第36小節
いつしか眠っていた。
まぶたがくっついていて、手でこすって目をあけた。
今日の天気は快晴だったが真っ白な雲もおおかった。
いつもは眠るときにあけていた窓も閉めたままだった。
あけた窓からの風が心地よかった。
気分はいつになくおだやかだった。
わたしはワンピースに着替えて散歩にでかけた。
手ぶらででかけた。
そうしたかった。
朝の桟橋には誰もいなかった。
わたしはテラス部分にある屋根付きのベンチに座って凪の海を見つめていた。
足音がしたのでふり向くと、いつもの老婦人がきていた。
わたしが会釈すると、老婦人も会釈した。
「おとなりいいかしら?」
と老婦人はいった。
「はい」
とわたしは答えた。
老婦人はとなりにやわらかく座った。
「気持ちのよい朝ね」
「ええ、ほんとに」
「夏の朝が好きなの」
「わたしもです」
「そう」
「はい」
「何だか、ずいぶん晴れやかなお顔をしていらっしゃるわ」
「わたしですか?」
「ええ」
「そうですか」
「何かいいことがあったのかしら」
「そうですね」
「それはうらやましい」
「このところ、あまりいいことなかったんですけどね」
「そうなの?」
「ええ、まあ、スランプとゆうか、何というか」
「そう」
「はい」
「失礼だけど、お嬢さんはおいくつ?」
「ああ、あと少ししたら19歳になります」
「あらまあ、それはおめでとう」
「ありがとうございます」
「来年はいよいよ大人の仲間入りってことね」
「そうなりますね。
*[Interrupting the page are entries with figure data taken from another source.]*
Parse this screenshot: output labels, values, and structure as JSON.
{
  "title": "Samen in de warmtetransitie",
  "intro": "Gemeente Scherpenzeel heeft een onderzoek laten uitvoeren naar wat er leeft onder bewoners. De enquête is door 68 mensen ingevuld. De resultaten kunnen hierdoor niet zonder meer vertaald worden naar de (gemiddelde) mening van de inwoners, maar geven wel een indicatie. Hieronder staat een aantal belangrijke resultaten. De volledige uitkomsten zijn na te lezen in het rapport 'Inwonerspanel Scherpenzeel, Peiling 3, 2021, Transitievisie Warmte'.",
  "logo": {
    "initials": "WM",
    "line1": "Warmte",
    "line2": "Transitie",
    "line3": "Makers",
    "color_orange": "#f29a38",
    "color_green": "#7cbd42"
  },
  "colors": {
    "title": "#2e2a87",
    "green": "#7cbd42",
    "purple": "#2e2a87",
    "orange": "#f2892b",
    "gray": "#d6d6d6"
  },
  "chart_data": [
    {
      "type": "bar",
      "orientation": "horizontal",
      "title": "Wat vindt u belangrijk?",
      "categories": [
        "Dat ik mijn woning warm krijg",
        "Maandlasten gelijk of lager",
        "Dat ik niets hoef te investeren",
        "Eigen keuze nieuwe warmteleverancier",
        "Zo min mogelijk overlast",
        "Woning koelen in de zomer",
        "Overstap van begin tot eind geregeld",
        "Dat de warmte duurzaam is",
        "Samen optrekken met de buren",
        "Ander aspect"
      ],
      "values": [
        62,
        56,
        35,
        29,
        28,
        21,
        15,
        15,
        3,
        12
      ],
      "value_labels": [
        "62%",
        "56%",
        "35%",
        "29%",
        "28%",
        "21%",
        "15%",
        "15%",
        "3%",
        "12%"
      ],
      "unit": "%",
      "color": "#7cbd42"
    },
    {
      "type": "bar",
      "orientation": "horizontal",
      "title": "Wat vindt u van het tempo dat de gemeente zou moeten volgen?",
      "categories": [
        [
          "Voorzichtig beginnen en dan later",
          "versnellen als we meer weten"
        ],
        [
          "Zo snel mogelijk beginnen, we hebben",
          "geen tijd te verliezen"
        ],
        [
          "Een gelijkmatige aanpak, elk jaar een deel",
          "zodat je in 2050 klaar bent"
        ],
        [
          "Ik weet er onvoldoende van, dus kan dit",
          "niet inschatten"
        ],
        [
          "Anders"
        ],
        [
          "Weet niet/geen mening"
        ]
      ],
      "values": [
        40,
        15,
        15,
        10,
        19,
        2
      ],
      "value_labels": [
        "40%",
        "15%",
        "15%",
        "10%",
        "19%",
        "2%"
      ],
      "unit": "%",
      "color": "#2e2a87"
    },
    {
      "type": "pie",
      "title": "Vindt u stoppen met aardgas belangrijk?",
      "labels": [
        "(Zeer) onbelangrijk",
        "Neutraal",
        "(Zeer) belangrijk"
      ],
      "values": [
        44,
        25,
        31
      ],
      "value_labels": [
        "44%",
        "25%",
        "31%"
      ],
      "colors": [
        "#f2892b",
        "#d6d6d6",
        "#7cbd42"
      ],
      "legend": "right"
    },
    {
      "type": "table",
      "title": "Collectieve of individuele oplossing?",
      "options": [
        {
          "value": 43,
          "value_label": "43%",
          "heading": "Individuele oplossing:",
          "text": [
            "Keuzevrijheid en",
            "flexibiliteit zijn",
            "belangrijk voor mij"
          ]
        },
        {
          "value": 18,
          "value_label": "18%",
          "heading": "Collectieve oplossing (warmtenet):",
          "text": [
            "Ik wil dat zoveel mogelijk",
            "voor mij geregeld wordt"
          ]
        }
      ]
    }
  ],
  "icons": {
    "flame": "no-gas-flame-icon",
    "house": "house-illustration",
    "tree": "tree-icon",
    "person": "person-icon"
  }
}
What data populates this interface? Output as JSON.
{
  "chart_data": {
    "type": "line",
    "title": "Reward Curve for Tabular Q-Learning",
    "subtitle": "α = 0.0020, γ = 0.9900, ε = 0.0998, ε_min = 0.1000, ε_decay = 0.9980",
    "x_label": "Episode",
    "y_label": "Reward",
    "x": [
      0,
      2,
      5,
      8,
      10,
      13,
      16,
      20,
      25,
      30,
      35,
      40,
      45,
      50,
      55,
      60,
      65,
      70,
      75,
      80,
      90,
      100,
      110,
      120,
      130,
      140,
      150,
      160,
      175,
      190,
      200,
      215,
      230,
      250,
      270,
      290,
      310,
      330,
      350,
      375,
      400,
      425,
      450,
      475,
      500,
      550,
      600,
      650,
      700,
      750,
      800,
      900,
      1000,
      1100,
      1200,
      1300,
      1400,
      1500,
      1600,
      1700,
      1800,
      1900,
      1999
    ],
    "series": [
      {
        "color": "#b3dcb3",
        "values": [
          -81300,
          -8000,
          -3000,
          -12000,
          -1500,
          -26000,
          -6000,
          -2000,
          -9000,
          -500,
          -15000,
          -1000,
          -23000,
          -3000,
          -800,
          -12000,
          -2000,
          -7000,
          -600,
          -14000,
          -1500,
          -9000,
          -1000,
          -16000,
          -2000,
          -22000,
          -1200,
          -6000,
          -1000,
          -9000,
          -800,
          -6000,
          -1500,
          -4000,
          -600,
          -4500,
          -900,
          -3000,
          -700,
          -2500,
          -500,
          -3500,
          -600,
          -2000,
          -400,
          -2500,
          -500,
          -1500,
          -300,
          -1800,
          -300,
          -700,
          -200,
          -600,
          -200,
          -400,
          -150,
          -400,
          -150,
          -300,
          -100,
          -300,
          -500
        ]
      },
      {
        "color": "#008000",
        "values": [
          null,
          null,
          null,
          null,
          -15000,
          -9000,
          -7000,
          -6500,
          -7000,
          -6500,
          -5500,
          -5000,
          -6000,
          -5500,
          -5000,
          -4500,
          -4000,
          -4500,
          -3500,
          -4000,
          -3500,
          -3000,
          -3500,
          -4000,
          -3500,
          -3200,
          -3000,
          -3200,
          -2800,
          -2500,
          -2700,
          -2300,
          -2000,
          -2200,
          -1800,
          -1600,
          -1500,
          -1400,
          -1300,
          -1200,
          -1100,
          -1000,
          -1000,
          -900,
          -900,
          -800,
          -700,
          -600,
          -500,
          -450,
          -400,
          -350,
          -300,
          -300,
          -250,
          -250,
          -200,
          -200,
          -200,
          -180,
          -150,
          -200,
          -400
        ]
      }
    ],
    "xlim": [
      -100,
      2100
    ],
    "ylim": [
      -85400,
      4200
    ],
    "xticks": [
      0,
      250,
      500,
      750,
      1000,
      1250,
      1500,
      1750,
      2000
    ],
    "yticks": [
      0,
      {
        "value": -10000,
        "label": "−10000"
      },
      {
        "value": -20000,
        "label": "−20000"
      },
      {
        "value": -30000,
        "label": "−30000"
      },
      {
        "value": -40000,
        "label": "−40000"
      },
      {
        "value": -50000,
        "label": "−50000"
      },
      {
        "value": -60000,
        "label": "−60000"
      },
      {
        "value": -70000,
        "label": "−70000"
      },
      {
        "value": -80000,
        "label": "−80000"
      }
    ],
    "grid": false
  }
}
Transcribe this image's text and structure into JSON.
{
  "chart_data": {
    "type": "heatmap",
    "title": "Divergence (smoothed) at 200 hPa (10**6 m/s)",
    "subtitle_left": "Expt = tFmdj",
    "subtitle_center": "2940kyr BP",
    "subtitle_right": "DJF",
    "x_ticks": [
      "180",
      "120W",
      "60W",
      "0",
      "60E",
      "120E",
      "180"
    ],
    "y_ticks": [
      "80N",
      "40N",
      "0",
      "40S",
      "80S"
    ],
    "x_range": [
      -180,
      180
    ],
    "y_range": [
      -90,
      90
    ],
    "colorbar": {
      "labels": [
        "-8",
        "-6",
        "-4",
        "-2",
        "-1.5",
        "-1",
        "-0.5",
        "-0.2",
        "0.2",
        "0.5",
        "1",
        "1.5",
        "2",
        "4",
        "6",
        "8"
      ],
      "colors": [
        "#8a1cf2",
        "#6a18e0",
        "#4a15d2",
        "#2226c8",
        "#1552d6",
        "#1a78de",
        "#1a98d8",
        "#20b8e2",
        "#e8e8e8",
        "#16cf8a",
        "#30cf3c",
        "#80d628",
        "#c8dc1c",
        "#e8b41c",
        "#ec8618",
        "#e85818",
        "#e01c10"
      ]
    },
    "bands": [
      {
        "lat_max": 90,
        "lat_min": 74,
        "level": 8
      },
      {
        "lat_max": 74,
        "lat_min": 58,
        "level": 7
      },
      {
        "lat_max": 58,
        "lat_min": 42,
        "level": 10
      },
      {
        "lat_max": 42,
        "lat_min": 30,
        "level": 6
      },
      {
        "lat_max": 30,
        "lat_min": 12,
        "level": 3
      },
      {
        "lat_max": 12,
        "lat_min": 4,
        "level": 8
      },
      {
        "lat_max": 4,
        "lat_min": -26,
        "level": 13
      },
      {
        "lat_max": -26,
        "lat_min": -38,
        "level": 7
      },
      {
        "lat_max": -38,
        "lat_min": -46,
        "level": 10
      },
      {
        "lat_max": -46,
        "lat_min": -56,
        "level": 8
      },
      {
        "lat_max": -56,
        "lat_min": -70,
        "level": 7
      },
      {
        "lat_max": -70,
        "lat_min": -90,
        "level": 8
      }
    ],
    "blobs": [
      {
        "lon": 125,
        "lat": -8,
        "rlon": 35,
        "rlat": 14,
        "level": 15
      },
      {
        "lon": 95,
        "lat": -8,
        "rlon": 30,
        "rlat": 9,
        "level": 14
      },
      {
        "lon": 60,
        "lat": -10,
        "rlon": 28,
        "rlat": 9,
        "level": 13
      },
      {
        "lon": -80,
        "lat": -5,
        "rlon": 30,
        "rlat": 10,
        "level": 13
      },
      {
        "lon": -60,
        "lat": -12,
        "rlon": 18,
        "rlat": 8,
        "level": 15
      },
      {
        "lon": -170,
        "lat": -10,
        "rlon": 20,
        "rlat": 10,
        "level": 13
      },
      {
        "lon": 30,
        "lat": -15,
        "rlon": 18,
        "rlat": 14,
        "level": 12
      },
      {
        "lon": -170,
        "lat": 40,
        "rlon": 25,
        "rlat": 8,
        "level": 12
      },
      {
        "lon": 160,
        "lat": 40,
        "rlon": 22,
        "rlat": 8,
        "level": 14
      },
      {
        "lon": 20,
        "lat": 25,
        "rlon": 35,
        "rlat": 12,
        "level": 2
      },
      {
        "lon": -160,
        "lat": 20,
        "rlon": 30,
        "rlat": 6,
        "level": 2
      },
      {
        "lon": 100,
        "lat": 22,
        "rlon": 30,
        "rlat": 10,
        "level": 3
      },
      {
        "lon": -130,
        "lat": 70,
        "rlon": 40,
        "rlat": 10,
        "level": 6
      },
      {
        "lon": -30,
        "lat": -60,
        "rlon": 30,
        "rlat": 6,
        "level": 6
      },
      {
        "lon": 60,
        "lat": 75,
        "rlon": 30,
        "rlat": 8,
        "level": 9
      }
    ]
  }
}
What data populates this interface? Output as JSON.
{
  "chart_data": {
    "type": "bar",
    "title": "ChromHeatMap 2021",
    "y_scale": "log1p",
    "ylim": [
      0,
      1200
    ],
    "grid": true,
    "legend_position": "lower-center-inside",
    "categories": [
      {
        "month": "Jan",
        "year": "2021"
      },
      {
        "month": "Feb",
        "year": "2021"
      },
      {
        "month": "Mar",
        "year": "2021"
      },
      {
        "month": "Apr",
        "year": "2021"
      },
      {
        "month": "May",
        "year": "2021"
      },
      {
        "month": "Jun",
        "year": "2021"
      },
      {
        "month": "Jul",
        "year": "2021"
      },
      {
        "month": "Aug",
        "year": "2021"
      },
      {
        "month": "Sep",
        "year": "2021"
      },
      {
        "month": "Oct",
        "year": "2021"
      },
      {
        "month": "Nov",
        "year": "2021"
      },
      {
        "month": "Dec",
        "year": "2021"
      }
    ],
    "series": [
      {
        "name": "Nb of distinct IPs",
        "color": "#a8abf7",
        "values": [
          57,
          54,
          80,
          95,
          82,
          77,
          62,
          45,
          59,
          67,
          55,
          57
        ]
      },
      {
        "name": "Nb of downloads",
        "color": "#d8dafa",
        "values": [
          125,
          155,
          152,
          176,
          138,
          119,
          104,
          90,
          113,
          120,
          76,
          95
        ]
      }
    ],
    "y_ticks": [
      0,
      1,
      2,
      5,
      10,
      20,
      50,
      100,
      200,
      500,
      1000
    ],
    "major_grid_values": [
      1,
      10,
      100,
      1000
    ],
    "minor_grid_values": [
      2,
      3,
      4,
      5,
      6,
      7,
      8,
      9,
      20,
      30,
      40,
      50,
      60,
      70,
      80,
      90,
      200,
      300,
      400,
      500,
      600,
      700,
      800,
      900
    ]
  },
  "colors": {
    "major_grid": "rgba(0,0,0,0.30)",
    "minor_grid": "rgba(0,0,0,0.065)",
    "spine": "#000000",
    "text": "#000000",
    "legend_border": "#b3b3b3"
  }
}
まだまだそうなりたくはないって思うところも実際あったりはするんですけど」
「わたしもそうだった」
「そうですか」
「ずっとね……」
「ええ」
「大人になんかならずに、ずっとずっとおとぎの国で遊んでいたかったって」
「ああ、何かわかります」
「でも、無理して大人になる必要はないと思うの」
「はい」
「誰かを悲しませなかったら、それでいいと思うの」
「はい」
「人生は、そのための戦いだから」
「あ、はい」
「あら、何だか説教くさくなっちゃって、いやだわ、そんなつもりじゃなかったんだけど、ごめんなさいね」
「いえ」
「これだから大人はいやよね」
老婦人はそういって上品に笑うと海を見つめた。
わたしも見つめた。
朝陽にキラキラ、海も笑っているように見えた。